PROJECT SUMMARY A single molecule protein sequencing technology would revolutionize our ability to study biology and to diagnose and treat disease. Mass spectrometry has a unique ability to identify amino acids by their mass-to-charge ratios, but current instruments fall well short of the single-molecule sensitivity limit. On the other hand, nanopore sensors operate on single molecules and naturally preserve the sequential ordering of a biopolymer, but they cannot discriminate the different amino acids. We envision a protein sequencing technology in which a new, nanopore-based ion source addresses the current shortcomings of mass spectrometry. The basic idea to first denature the protein, then drive it through a nanoscale hole that compels its constituent amino acids to pass in sequential order, then break the polymer into separate monomers by photo-fragmentation, and finally deliver those amino acids into a mass spectrometer where they can be identified by their mass-to-charge ratios.
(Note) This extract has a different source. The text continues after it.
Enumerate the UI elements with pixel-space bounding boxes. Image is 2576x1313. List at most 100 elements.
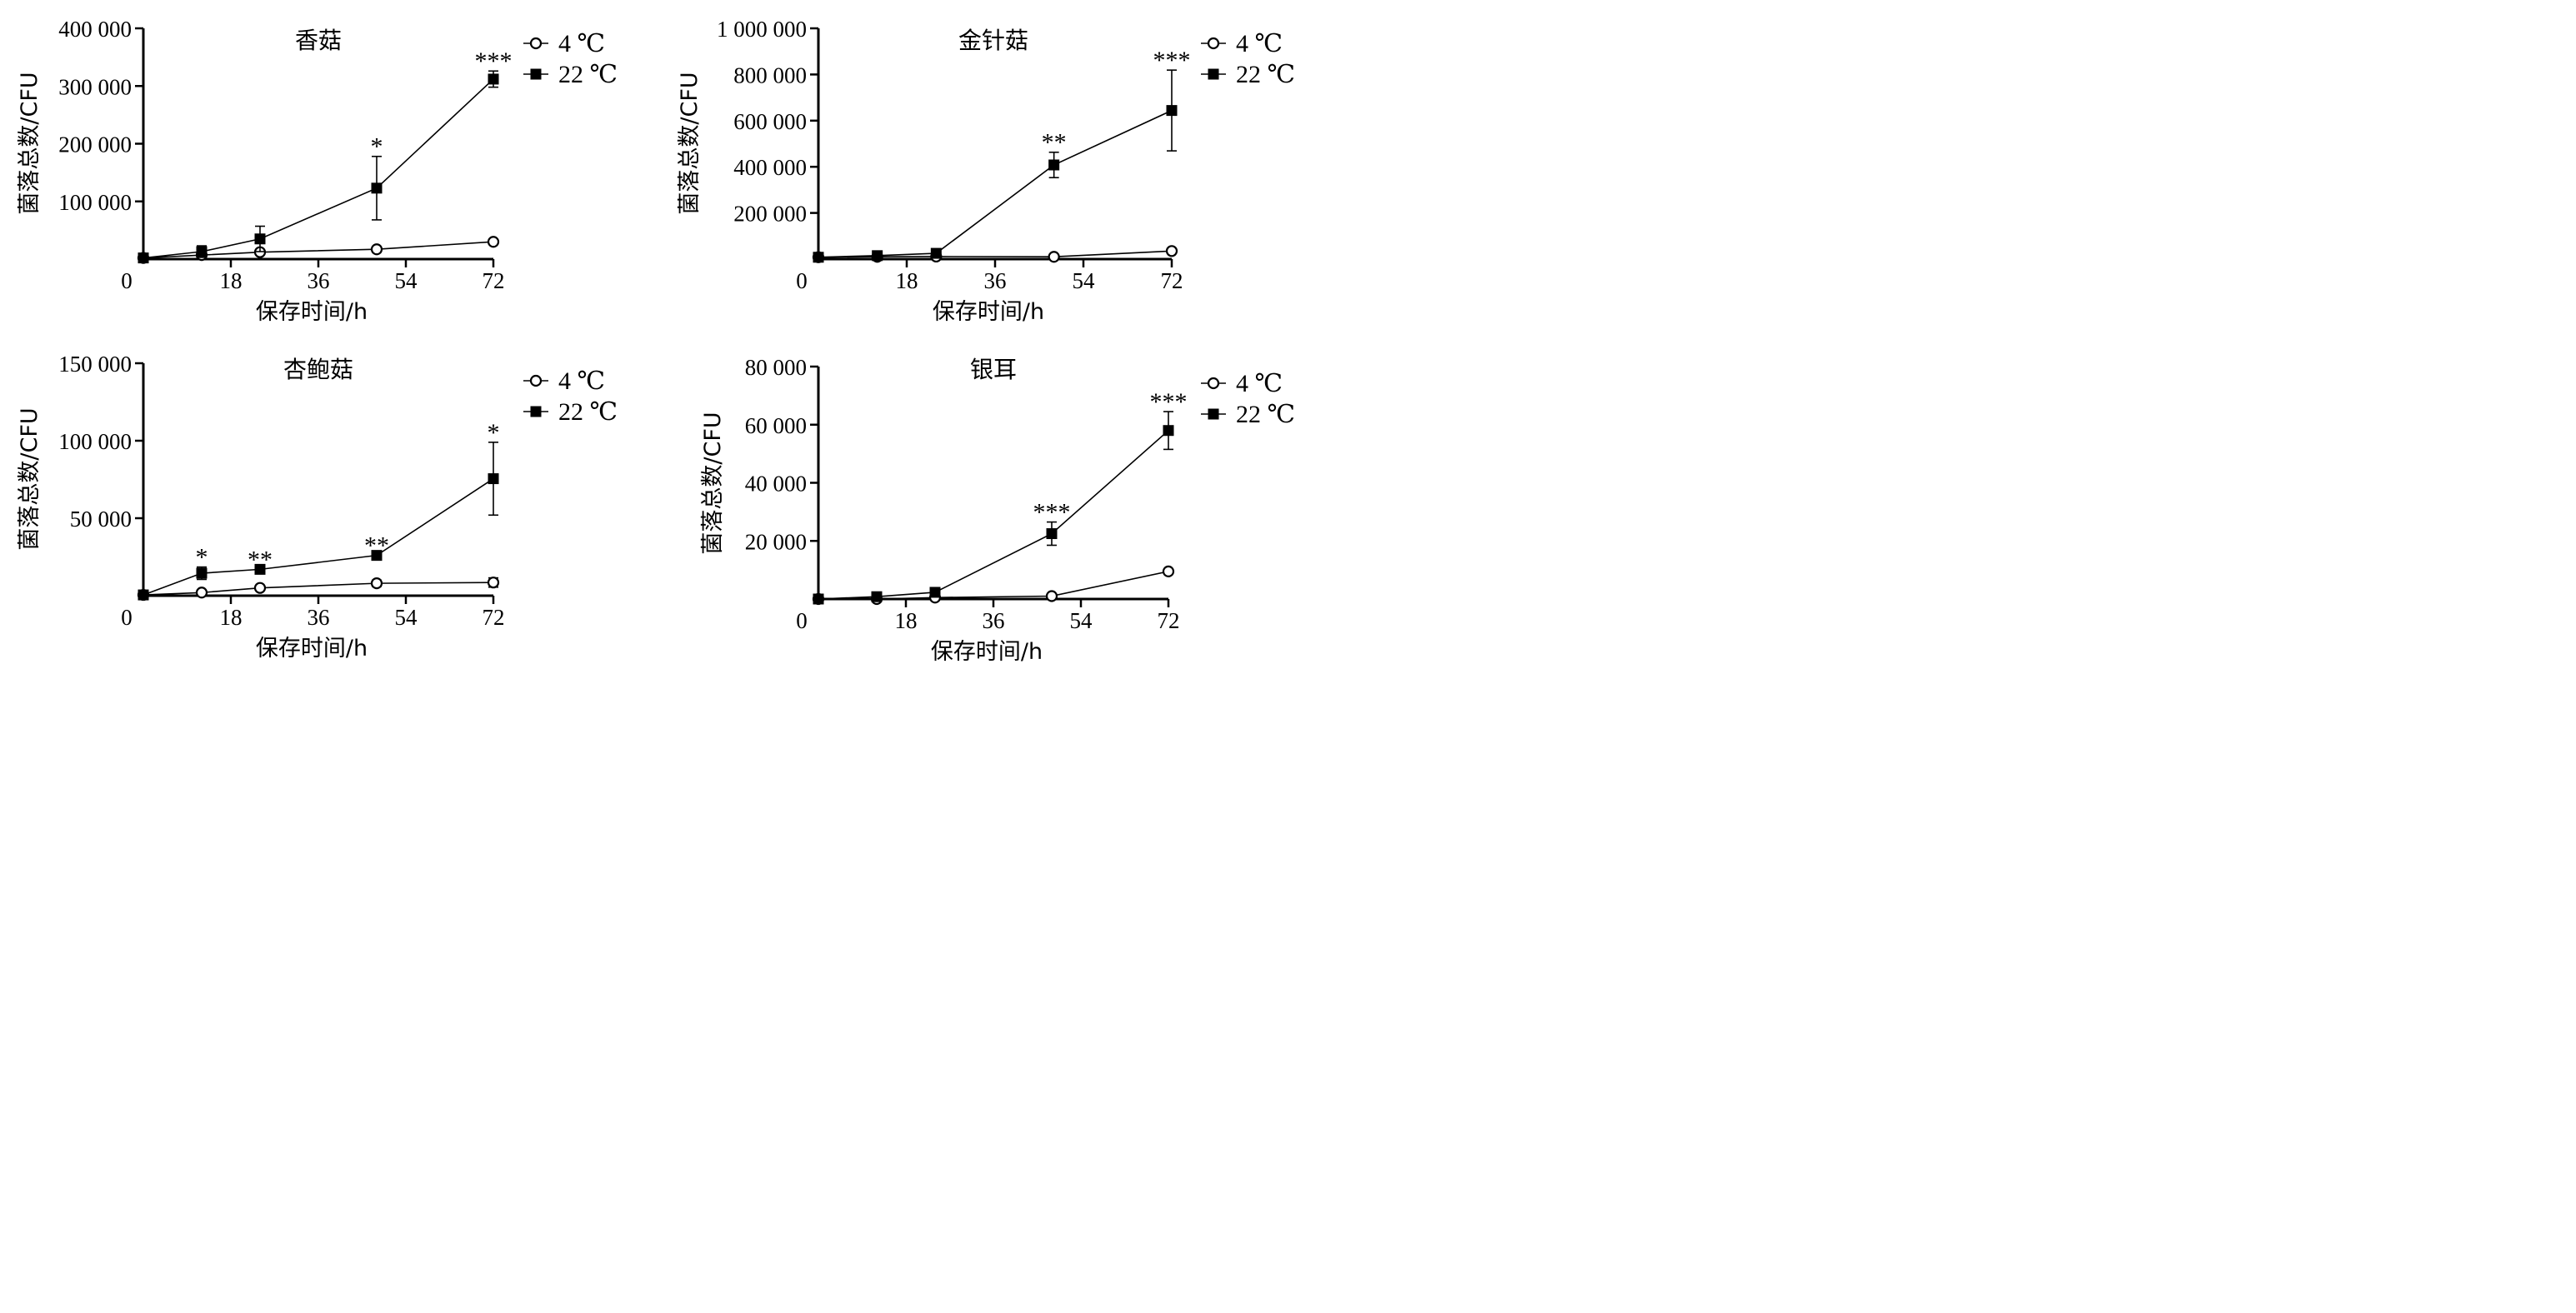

We recently demonstrated a nanopore ion source that can deliver desolvated amino acid ions directly into the high vacuum part of a mass spectrometer from aqueous solution. The nanopore ion source thus circumvents the sample loss mechanisms inherent to conventional electrospray ionization (ESI), where charged droplets are sprayed into a background gas that scatters ions and degrades their transmission. Furthermore, we recently designed a mass spectrometer that exhibits two new capabilities we need for sequencing: 1) an ability to simultaneously measure ions with different masses and 2) an ability to tag each ion with an arrival time with sub-100 ns temporal resolution. The main unproven part of our sequencing strategy is a method for transforming peptides (i.e., polymers) into separate amino acids inside the nanopore ion source. This project will investigate the feasibility of fragmenting peptides with light within a nanopore ion source. We seek to fragment peptides into separate but intact amino acids. Ultraviolet light with a wavelength near 200 nm is promising for this purpose because it is selectively absorbed by peptide bonds and because a single photon carries enough energy to induce scission of that bond. Through the Aims of this project, we will measure the speed and selectivity with which different wavelengths of light cleave the peptide bond, and we will apply that knowledge to demonstrate peptide fragmentation within our nanopore ion source.

项目概要 单分子蛋白质测序技术将彻底改变我们研究生物学的能力 以及诊断和治疗疾病。质谱法具有独特的氨基酸鉴定能力 通过它们的质荷比，但目前的仪器远远达不到单分子 灵敏度极限。另一方面，纳米孔传感器在单分子上运行，自然 保留生物聚合物的顺序，但它们不能区分不同的氨基 酸。我们设想一种蛋白质测序技术，其中一种新的、基于纳米孔的离子源 解决了目前质谱分析的缺点。首先将其变性的基本思想 蛋白质，然后驱动它通过纳米级的孔，迫使其组成氨基酸进入 按顺序排列，然后通过光断裂将聚合物分解成单独的单体，并且 最后将这些氨基酸送入质谱仪，在那里可以通过它们的氨基酸来识别它们 质荷比。 我们最近展示了一种纳米孔离子源，可以提供去溶剂化的氨基酸离子 从水溶液直接进入质谱仪的高真空部分。纳米孔 因此，离子源避免了传统电喷雾固有的样品损失机制 电离 (ESI)，将带电液滴喷射到散射离子的背景气体中 并降低其传输性能。此外，我们最近设计了一种质谱仪 展示了我们测序所需的两项新功能：1）同时测量的能力 具有不同质量的离子，2) 能够以低于 100 ns 的到达时间标记每个离子 时间分辨率。我们的测序策略中未经证实的主要部分是一种方法 将肽（即聚合物）转化为纳米孔离子源内的单独氨基酸。 该项目将研究在纳米孔离子内用光裂解肽的可行性 来源。我们寻求将肽片段化成单独但完整的氨基酸。紫外线与 接近 200 nm 的波长有希望用于此目的，因为它被选择性地吸收 肽键，并且因为单个光子携带足够的能量来诱导肽键的断裂 纽带。通过该项目的目标，我们将衡量其速度和选择性 不同波长的光会裂解肽键，我们将应用这些知识 证明我们的纳米孔离子源内的肽碎片。